This is the latest from The Bluesmobile’s C.C. Rider, who spends her life venerating the founding fathers of the blues. She’s walked the crooked highways of this singing country to resurrect the voices of the past. With the dirt of the Delta on her hands, she sleeps in the shadow of the giants on whose shoulders popular music now stands.
(June 3, 1924-December 19, 1997)
They were called the Head Cutters. Cuz the minute they started playing, they stole the audience from anyone else. There were three of ’em – Muddy Waters, Little Walter, and Jimmy Rogers.

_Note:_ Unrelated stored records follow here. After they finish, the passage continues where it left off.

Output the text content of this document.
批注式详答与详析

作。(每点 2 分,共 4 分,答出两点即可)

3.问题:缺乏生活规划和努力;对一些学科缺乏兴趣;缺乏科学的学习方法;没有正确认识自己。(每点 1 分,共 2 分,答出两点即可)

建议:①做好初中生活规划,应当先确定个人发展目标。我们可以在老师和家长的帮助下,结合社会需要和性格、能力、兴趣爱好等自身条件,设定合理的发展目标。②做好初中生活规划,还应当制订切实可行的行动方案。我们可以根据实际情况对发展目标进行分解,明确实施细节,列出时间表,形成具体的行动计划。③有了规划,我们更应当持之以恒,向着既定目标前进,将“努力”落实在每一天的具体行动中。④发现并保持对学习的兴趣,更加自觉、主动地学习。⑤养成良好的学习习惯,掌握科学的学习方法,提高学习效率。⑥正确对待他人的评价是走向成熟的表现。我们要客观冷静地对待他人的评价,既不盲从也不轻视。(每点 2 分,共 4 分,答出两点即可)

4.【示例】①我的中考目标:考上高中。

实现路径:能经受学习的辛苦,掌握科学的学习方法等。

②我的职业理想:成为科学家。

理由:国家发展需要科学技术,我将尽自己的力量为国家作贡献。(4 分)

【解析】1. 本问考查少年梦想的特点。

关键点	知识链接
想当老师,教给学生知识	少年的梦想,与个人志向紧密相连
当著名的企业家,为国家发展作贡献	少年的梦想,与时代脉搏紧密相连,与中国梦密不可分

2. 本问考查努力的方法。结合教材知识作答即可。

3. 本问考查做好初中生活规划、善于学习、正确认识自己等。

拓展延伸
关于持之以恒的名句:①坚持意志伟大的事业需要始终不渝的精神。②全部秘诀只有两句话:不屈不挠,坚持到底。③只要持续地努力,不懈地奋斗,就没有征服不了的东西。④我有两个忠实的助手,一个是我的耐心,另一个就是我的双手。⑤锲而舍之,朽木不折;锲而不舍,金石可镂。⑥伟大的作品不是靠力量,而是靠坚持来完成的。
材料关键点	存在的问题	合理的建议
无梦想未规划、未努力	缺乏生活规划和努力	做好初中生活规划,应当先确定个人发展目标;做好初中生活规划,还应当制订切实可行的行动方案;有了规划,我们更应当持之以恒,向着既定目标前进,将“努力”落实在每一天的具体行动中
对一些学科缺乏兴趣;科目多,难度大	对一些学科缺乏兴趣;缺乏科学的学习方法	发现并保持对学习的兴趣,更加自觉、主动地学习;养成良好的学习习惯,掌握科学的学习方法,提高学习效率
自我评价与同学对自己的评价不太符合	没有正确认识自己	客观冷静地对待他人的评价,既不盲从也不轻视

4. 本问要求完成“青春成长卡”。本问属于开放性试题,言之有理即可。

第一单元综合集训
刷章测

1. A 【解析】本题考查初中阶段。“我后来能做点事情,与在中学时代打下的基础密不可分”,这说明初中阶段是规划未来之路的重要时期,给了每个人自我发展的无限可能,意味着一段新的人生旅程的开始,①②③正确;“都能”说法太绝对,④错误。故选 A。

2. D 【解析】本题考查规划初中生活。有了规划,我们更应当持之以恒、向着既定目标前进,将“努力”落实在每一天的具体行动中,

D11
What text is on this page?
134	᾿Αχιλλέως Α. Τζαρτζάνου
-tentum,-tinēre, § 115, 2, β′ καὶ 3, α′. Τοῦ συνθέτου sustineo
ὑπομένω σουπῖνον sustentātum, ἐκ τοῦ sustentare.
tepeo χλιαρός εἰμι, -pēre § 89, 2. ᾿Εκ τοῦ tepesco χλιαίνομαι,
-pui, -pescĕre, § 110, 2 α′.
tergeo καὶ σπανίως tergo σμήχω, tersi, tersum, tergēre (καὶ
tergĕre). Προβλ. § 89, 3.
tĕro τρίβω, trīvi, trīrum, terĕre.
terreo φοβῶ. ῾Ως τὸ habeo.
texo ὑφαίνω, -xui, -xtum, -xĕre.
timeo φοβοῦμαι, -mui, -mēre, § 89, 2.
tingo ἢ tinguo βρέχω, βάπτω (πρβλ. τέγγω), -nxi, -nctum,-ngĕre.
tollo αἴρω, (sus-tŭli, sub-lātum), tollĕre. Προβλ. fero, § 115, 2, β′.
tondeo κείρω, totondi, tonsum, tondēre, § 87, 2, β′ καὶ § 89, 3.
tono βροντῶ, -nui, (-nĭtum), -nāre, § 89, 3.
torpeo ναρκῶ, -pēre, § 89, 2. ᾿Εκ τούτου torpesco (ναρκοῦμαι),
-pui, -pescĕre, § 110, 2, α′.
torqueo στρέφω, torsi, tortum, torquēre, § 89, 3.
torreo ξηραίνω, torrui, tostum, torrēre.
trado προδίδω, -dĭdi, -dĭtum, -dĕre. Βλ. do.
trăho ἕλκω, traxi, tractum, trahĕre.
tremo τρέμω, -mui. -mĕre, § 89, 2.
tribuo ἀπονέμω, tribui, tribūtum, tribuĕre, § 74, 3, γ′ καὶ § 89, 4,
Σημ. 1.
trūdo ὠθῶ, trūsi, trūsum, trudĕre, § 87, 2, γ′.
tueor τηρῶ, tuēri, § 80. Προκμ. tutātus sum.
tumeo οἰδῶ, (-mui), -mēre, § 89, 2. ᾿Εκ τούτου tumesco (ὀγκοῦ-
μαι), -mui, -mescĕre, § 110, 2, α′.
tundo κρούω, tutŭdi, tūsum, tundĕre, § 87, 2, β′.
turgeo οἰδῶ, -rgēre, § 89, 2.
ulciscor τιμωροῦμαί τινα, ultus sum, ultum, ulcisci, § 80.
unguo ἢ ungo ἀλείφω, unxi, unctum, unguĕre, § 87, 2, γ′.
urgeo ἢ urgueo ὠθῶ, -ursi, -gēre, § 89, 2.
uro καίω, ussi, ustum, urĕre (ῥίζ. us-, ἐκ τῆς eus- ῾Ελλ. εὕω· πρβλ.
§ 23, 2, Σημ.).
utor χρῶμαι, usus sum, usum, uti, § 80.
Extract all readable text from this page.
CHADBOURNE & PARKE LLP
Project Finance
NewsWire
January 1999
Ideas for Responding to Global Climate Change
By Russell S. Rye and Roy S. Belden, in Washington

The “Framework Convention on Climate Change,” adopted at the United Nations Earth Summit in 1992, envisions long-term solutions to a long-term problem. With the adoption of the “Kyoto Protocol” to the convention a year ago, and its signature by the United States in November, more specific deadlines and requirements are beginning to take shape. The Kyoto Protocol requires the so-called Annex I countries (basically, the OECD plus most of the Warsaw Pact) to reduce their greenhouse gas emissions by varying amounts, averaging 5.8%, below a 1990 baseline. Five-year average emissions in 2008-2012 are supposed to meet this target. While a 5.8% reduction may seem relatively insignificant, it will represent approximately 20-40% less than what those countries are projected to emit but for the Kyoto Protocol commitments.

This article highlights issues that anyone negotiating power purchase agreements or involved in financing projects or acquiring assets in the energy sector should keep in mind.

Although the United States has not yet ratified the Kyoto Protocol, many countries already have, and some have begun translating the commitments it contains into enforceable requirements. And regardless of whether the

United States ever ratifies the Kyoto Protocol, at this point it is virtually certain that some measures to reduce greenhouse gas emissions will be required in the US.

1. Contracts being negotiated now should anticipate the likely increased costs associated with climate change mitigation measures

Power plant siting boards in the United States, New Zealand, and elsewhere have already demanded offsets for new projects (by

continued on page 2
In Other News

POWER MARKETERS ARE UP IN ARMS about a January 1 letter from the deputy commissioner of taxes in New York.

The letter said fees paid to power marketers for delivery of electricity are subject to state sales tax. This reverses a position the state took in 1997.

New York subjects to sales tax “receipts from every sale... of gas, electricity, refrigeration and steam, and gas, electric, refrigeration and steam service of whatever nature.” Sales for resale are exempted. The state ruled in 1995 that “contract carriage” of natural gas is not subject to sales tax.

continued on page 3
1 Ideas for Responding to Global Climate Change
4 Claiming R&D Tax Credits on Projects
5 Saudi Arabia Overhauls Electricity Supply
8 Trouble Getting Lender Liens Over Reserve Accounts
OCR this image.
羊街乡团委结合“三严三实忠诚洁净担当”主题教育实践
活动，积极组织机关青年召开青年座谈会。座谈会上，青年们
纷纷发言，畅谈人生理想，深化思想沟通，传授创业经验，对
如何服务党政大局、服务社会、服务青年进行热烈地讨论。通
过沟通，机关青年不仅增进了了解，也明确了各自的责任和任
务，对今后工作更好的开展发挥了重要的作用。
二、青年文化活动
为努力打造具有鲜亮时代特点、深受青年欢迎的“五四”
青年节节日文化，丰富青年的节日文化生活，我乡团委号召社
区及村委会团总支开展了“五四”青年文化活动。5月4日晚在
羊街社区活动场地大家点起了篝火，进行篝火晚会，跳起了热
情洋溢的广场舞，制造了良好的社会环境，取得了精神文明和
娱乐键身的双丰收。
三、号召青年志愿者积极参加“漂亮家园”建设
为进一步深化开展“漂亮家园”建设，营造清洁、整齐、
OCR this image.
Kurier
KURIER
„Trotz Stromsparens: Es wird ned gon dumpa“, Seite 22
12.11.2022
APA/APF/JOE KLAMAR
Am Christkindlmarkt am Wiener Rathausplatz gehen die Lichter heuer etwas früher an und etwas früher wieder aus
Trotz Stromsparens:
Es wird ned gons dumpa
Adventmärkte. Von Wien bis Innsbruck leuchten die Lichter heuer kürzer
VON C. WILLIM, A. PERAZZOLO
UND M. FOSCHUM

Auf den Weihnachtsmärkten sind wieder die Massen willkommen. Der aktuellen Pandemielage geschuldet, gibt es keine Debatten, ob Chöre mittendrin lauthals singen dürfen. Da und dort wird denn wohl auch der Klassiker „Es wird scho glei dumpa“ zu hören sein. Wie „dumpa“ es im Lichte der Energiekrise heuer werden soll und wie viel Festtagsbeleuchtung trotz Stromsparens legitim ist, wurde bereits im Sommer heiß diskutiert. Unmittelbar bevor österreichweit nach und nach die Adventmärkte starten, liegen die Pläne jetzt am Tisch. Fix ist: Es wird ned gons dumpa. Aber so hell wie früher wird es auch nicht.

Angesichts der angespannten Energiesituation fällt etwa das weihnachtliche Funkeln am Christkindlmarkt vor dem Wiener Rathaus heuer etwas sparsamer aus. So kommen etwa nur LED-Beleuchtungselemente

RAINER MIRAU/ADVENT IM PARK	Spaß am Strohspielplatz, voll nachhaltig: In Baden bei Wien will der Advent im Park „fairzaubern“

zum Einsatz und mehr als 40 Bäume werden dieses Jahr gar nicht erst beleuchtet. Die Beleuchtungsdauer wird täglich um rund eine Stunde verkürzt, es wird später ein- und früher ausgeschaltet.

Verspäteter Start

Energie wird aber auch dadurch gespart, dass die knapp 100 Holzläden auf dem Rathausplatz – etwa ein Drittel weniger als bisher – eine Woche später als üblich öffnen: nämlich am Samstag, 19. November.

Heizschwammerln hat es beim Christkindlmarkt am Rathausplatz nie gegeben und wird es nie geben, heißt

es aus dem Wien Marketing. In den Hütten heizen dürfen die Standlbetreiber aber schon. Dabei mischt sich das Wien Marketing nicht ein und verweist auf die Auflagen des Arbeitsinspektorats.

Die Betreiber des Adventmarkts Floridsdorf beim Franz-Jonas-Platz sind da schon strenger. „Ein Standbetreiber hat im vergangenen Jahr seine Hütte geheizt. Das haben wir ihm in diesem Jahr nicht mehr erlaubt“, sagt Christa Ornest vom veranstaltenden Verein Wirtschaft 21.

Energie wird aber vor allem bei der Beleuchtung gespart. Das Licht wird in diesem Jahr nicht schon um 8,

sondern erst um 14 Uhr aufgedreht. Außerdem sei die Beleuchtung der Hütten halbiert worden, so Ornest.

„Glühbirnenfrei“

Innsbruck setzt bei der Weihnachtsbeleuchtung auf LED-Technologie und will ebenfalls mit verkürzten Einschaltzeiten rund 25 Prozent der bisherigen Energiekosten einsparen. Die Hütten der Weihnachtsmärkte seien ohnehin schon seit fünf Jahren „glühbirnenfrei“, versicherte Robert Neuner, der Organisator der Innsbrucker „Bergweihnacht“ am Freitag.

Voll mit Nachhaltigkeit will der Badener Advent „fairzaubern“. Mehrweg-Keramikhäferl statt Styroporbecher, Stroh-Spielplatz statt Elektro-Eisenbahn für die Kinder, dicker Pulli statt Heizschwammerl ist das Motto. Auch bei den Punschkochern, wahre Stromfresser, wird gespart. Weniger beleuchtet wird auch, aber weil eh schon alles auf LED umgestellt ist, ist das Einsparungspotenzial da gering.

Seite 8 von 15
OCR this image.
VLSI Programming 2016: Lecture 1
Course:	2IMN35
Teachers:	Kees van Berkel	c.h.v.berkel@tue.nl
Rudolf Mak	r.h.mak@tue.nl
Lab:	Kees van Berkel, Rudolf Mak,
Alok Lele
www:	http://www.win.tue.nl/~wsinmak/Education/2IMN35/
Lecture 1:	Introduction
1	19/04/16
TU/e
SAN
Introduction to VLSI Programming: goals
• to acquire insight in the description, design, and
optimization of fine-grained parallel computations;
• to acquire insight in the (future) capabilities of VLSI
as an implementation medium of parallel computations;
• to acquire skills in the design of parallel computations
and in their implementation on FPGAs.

For some reason, Jimmy never reached the stratosphere of fame that Muddy and Walter did. And it’s a damn shame. Cause this man can really play.
Jimmy was right there when Muddy plugged in for the first time, when Memphis Slim took over for Sunnyland. Jimmy helped write “Hoochie Coochie Man,” played on Little Walter’s “Juke,” basically helped come up with some of the greatest blues songs ever written. You don’t wanna hear all this from me though. Let’s go straight to the horse’s mouth. Here, Mr. Rogers remembers working with producer, songwriter, legend Willie Dixon.
Willie Dixon he was arranging, writing songs. It was very funny but I was letting Muddy be the top dog because he was older and had more experience in playing than we did back during that time. We’re just backgrounding him. We put him out front as a leader. Dixon, we would listen and rehearse and do rounds until we come up with the “Hoochie Coochie Man.”
“Hoochie Coochie Man” maybe is like a medicine man or something. I don’t know, just a person.
Dixon said that and we kept around until he found words to match it. We called it “Hoochie Coochie.” It was a Hoochie Coochie band. Hoochie Coochie boys, that’s what we was. Muddy Waters and the Hoochie Coochie boys. I don’t know if it was really going to turn out to be as big as it did but I guess that’s what ideas come in happening and work. I’m glad that it did.